My First Christmas

written by Leslie Peralta 26 Dec ’17

I roll over and stare at the glowing red from across the room. It’s December 25th at 2:38 in the morning. I close my eyes and I hear his voice on the other end of the line. At first, a feeling of calm washes over me, as the conversation unfolds in my mind. I linger on certain words, repeating them over and over again, until the sinking feeling sets in and I quietly remind myself that he’s gone — that those words, seared into my memory like a branding, are the last I’ll ever hear.

I lay still, my breathing steadies, and the tears start streaming down my face, as I press my eyelids together tightly, as if to slow or stop them, but they only speed up. My palms form tiny fists and I want to speak, to shout, to scream… but instead, I just bring my knees to my chest and cry. Cry, because that’s all I can do.

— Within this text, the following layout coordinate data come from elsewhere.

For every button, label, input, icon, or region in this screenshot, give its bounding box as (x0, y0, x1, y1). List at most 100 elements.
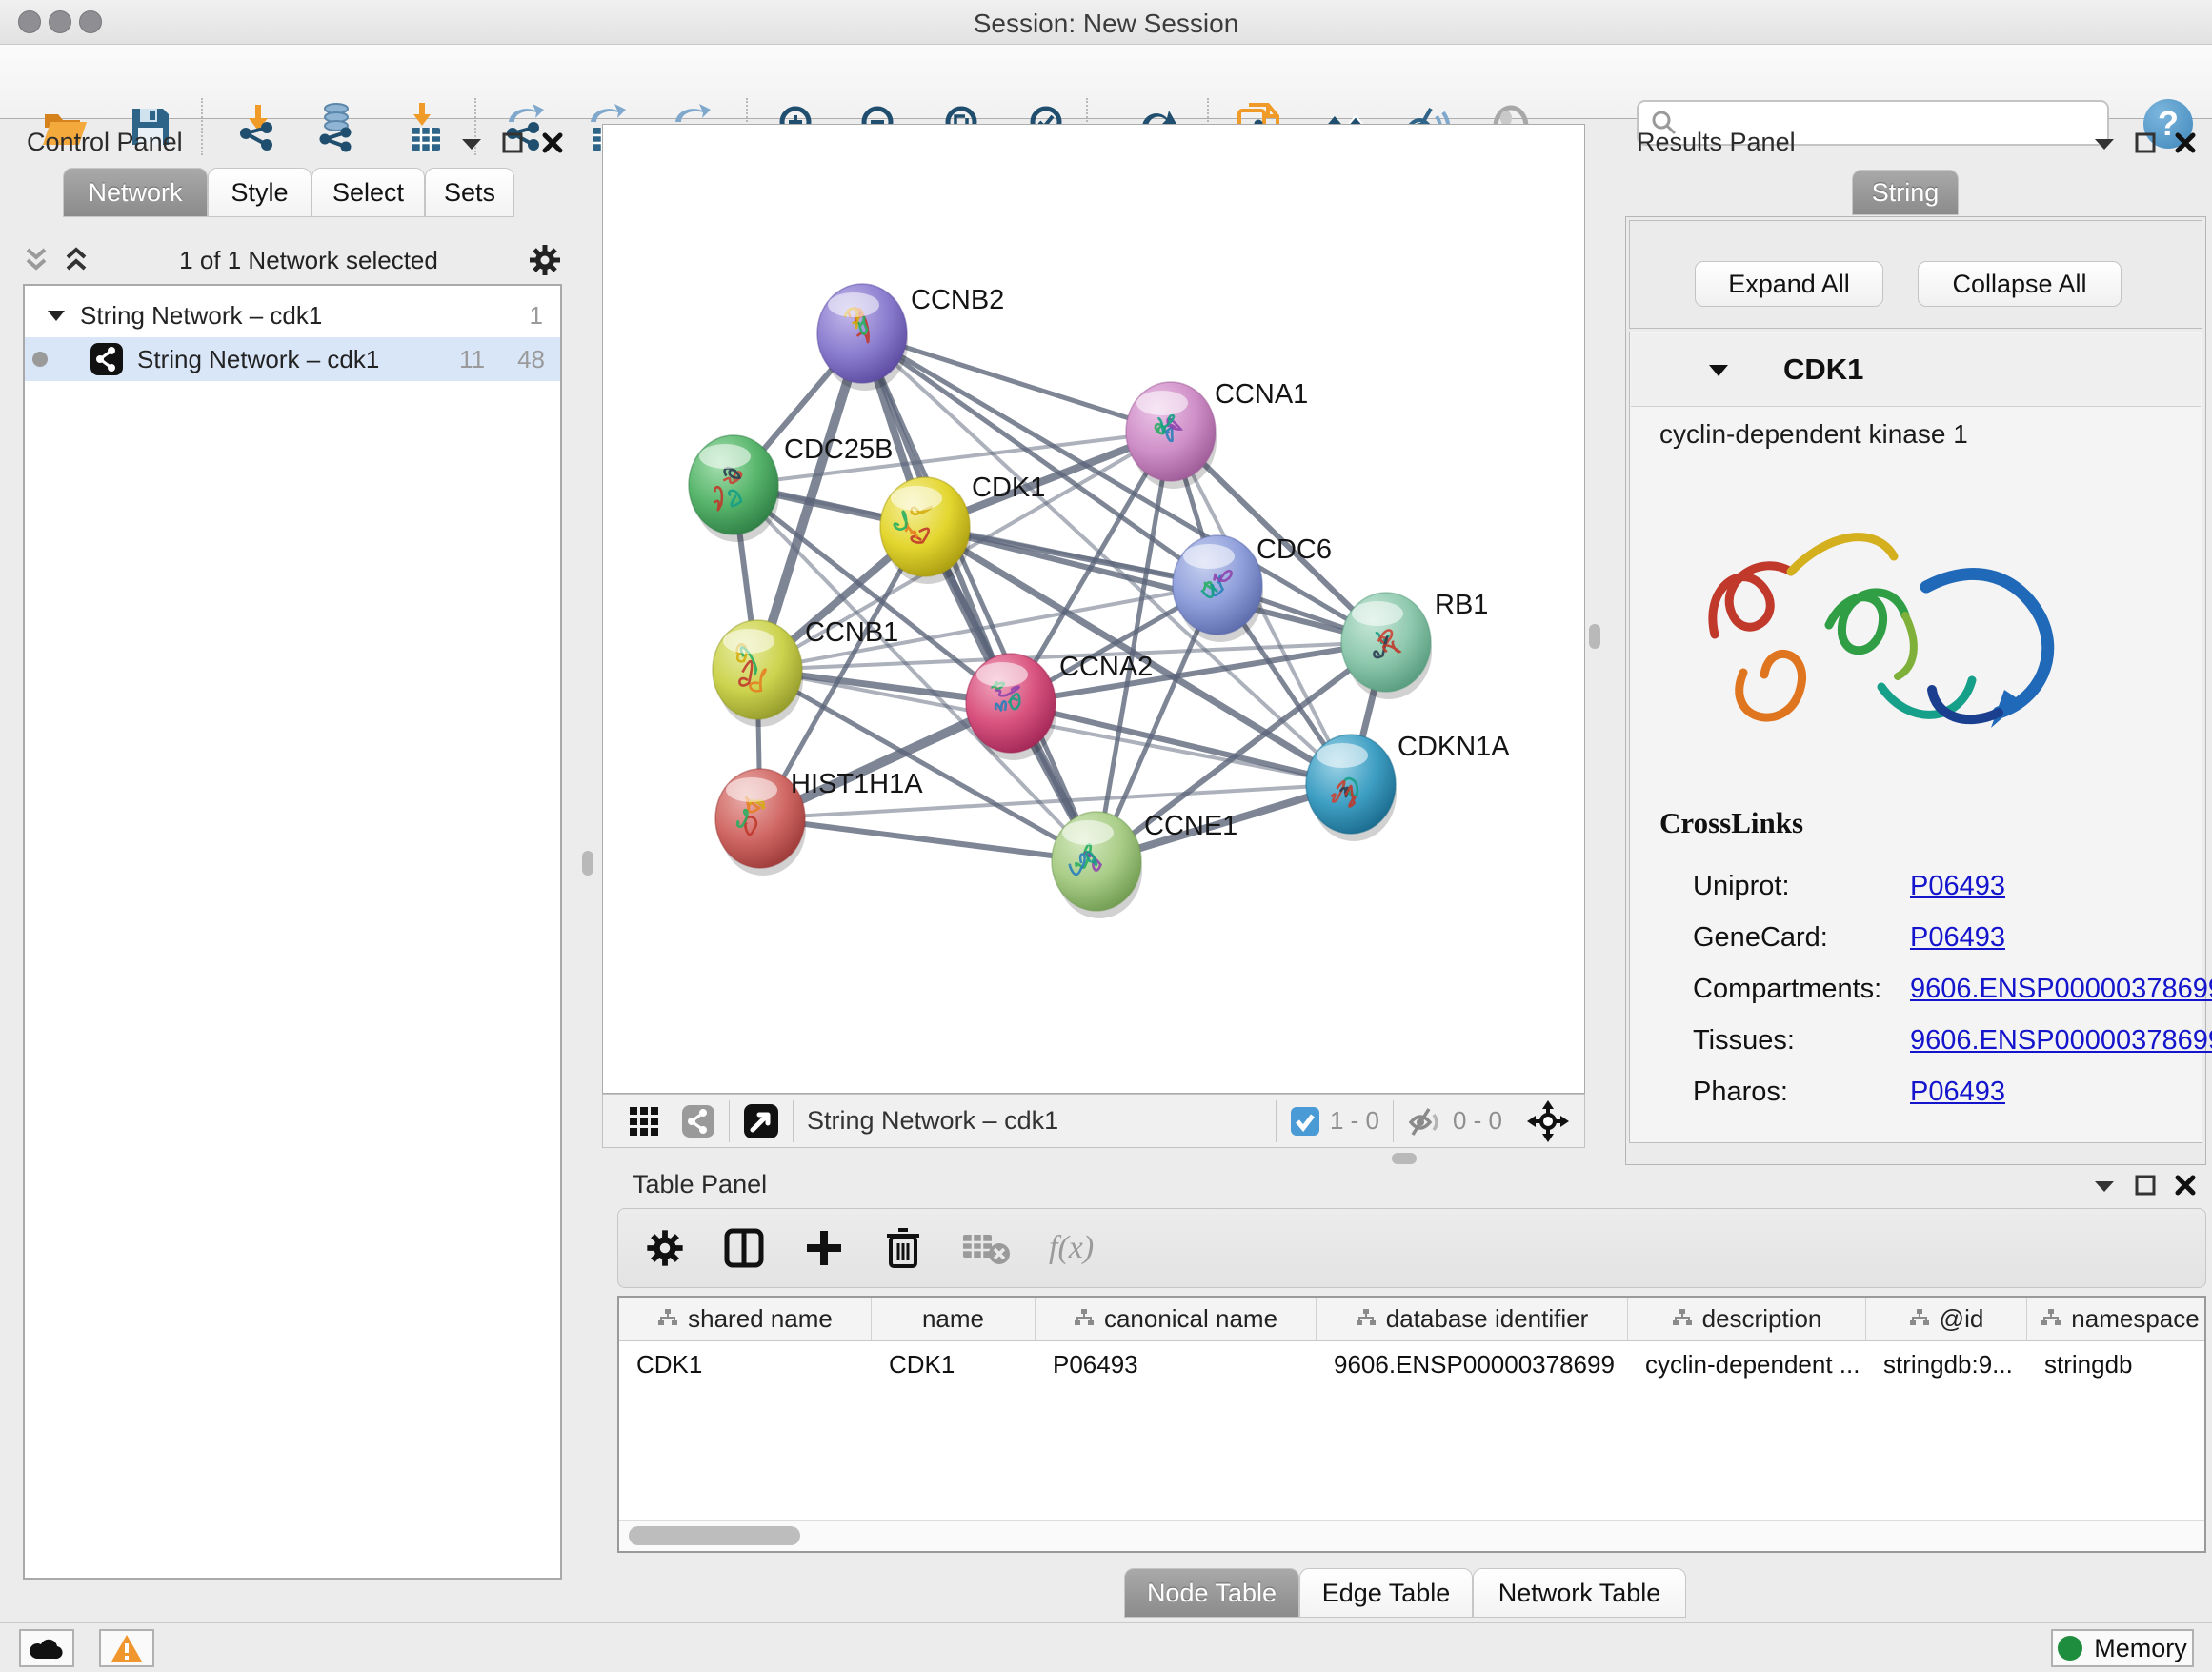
open-in-new-window-icon[interactable] (743, 1103, 779, 1139)
float-panel-icon[interactable] (2134, 1174, 2157, 1197)
scrollbar-thumb[interactable] (629, 1526, 800, 1545)
node-label: CCNA2 (1059, 652, 1153, 682)
table-gear-icon[interactable] (645, 1228, 685, 1268)
crosslink-value-link[interactable]: 9606.ENSP00000378699 (1910, 974, 2212, 1004)
close-panel-icon[interactable] (541, 131, 564, 154)
cloud-status-button[interactable] (19, 1629, 74, 1667)
left-splitter-handle[interactable] (582, 851, 593, 876)
node-label: HIST1H1A (791, 769, 923, 799)
column-header-namespace[interactable]: namespace (2027, 1298, 2206, 1340)
node-table[interactable]: shared namenamecanonical namedatabase id… (617, 1296, 2206, 1553)
table-cell[interactable]: CDK1 (872, 1345, 1036, 1383)
tab-node-table[interactable]: Node Table (1124, 1568, 1299, 1618)
network-status-dot (32, 352, 48, 367)
grid-view-icon[interactable] (628, 1105, 660, 1138)
float-panel-icon[interactable] (501, 131, 524, 154)
collapse-all-button[interactable]: Collapse All (1918, 261, 2122, 307)
network-badge-icon[interactable] (681, 1104, 715, 1138)
tab-string[interactable]: String (1852, 170, 1959, 215)
crosslinks-section: CrossLinks (1659, 806, 1803, 840)
tab-select[interactable]: Select (312, 168, 425, 217)
warning-status-button[interactable] (99, 1629, 154, 1667)
gene-header[interactable]: CDK1 (1631, 333, 2201, 407)
crosslink-row: GeneCard:P06493 (1693, 922, 2005, 954)
memory-button[interactable]: Memory (2051, 1629, 2194, 1667)
delete-table-icon[interactable] (961, 1229, 1011, 1267)
node-label: CCNA1 (1215, 379, 1308, 410)
table-cell[interactable]: cyclin-dependent ... (1628, 1345, 1866, 1383)
column-header--id[interactable]: @id (1866, 1298, 2027, 1340)
crosslink-value-link[interactable]: P06493 (1910, 922, 2005, 953)
tab-network-table[interactable]: Network Table (1473, 1568, 1686, 1618)
collection-expander-icon[interactable] (46, 307, 67, 324)
network-node[interactable] (1126, 382, 1217, 489)
column-header-name[interactable]: name (872, 1298, 1036, 1340)
delete-column-icon[interactable] (883, 1226, 923, 1270)
table-cell[interactable]: stringdb:9... (1866, 1345, 2027, 1383)
network-node-count: 11 (459, 345, 485, 374)
right-splitter-handle[interactable] (1589, 624, 1600, 649)
table-cell[interactable]: P06493 (1036, 1345, 1317, 1383)
selected-checkbox-icon[interactable] (1290, 1106, 1320, 1137)
network-node[interactable] (689, 435, 779, 542)
crosslink-label: Pharos: (1693, 1077, 1910, 1108)
pan-move-icon[interactable] (1527, 1100, 1569, 1142)
node-label: CDK1 (972, 473, 1045, 503)
node-label: CDKN1A (1398, 732, 1510, 762)
network-node[interactable] (1306, 735, 1397, 841)
network-row[interactable]: String Network – cdk1 11 48 (25, 337, 560, 381)
table-cell[interactable]: 9606.ENSP00000378699 (1317, 1345, 1628, 1383)
column-header-shared-name[interactable]: shared name (619, 1298, 872, 1340)
crosslink-row: Compartments:9606.ENSP00000378699 (1693, 974, 2212, 1005)
expand-all-networks-icon[interactable] (23, 246, 50, 274)
tab-style[interactable]: Style (208, 168, 312, 217)
warning-icon (111, 1634, 143, 1662)
import-network-icon[interactable] (231, 100, 285, 153)
crosslink-row: Uniprot:P06493 (1693, 871, 2005, 902)
float-panel-icon[interactable] (2134, 131, 2157, 154)
crosslink-value-link[interactable]: P06493 (1910, 1077, 2005, 1107)
column-header-label: namespace (2071, 1304, 2199, 1334)
show-columns-icon[interactable] (723, 1227, 765, 1269)
crosslink-value-link[interactable]: P06493 (1910, 871, 2005, 901)
bottom-splitter-handle[interactable] (1392, 1153, 1417, 1164)
collection-count: 1 (530, 301, 543, 331)
collapse-panel-icon[interactable] (459, 133, 484, 152)
close-panel-icon[interactable] (2174, 1174, 2197, 1197)
function-builder-icon[interactable]: f(x) (1049, 1230, 1094, 1266)
close-panel-icon[interactable] (2174, 131, 2197, 154)
column-header-label: description (1702, 1304, 1822, 1334)
main-toolbar: ? (0, 45, 2212, 119)
network-node[interactable] (880, 477, 971, 584)
collapse-all-networks-icon[interactable] (63, 246, 90, 274)
collapse-panel-icon[interactable] (2092, 1176, 2117, 1195)
table-cell[interactable]: stringdb (2027, 1345, 2206, 1383)
collapse-panel-icon[interactable] (2092, 133, 2117, 152)
column-header-description[interactable]: description (1628, 1298, 1866, 1340)
table-horizontal-scrollbar[interactable] (619, 1520, 2204, 1551)
node-label: RB1 (1435, 590, 1488, 620)
tab-sets[interactable]: Sets (425, 168, 514, 217)
network-collection-row[interactable]: String Network – cdk1 1 (25, 293, 560, 337)
network-node[interactable] (713, 620, 803, 727)
shared-column-icon (1356, 1308, 1377, 1329)
column-header-canonical-name[interactable]: canonical name (1036, 1298, 1317, 1340)
gene-expander-icon[interactable] (1707, 360, 1730, 379)
crosslink-value-link[interactable]: 9606.ENSP00000378699 (1910, 1025, 2212, 1056)
expand-all-button[interactable]: Expand All (1695, 261, 1883, 307)
add-column-icon[interactable] (803, 1227, 845, 1269)
network-node[interactable] (1173, 535, 1263, 642)
tab-network[interactable]: Network (63, 168, 208, 217)
import-table-icon[interactable] (399, 100, 452, 153)
tab-edge-table[interactable]: Edge Table (1299, 1568, 1473, 1618)
network-node[interactable] (1052, 812, 1142, 918)
hidden-eye-icon[interactable] (1407, 1105, 1443, 1138)
network-node[interactable] (1341, 593, 1432, 699)
column-header-database-identifier[interactable]: database identifier (1317, 1298, 1628, 1340)
crosslink-row: Pharos:P06493 (1693, 1077, 2005, 1108)
import-database-icon[interactable] (311, 100, 364, 153)
network-node[interactable] (966, 654, 1056, 760)
table-cell[interactable]: CDK1 (619, 1345, 872, 1383)
network-canvas[interactable]: CCNB2CCNA1CDC25BCDK1CDC6RB1CCNB1CCNA2CDK… (602, 124, 1585, 1094)
network-options-gear-icon[interactable] (528, 243, 562, 277)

Nothing could have prepared me for the phone call that whisked him away, and out of my life, wreaking havoc on every part of my heart. For eighteen years he was a best friend, a brother, a source of love, laughter, and support. He knew my stories, my secrets, my feelings and flaws, and he loved me just the same. He understood the meaning of unconditional in a way that most never will. For the years that he couldn’t be physically present, he more than made up for it, however he could. He never stopped writing, never stopped calling. He truly never missed a beat, even through my inconsistencies.

Eight months later and eight thousand miles away from home, I still struggle to stitch the pieces together, as this year comes to a close. I still carry so much regret for canceling our plans. We were set to meet on a Thursday and he passed late in the night on Friday. I’ll never know if that would have somehow altered his course, but I think about it every day. I think about all the things I wish I could say.

Grief is such a personal thing. It’s consuming, yet we’re taught to pull it inward, keep it quiet. And I’m good at that most of the time, but not always. Not today. Not when it’s the first time he won’t be wishing me Merry Christmas.

Sometimes I think I hear him, telling me to do things for others. Sometimes I think I feel him in the room with me. I look for him at every turn — in people, places, and things. Mostly, I just think I’m not ready to let go. The latter is probably the most likely, but also the hardest to swallow.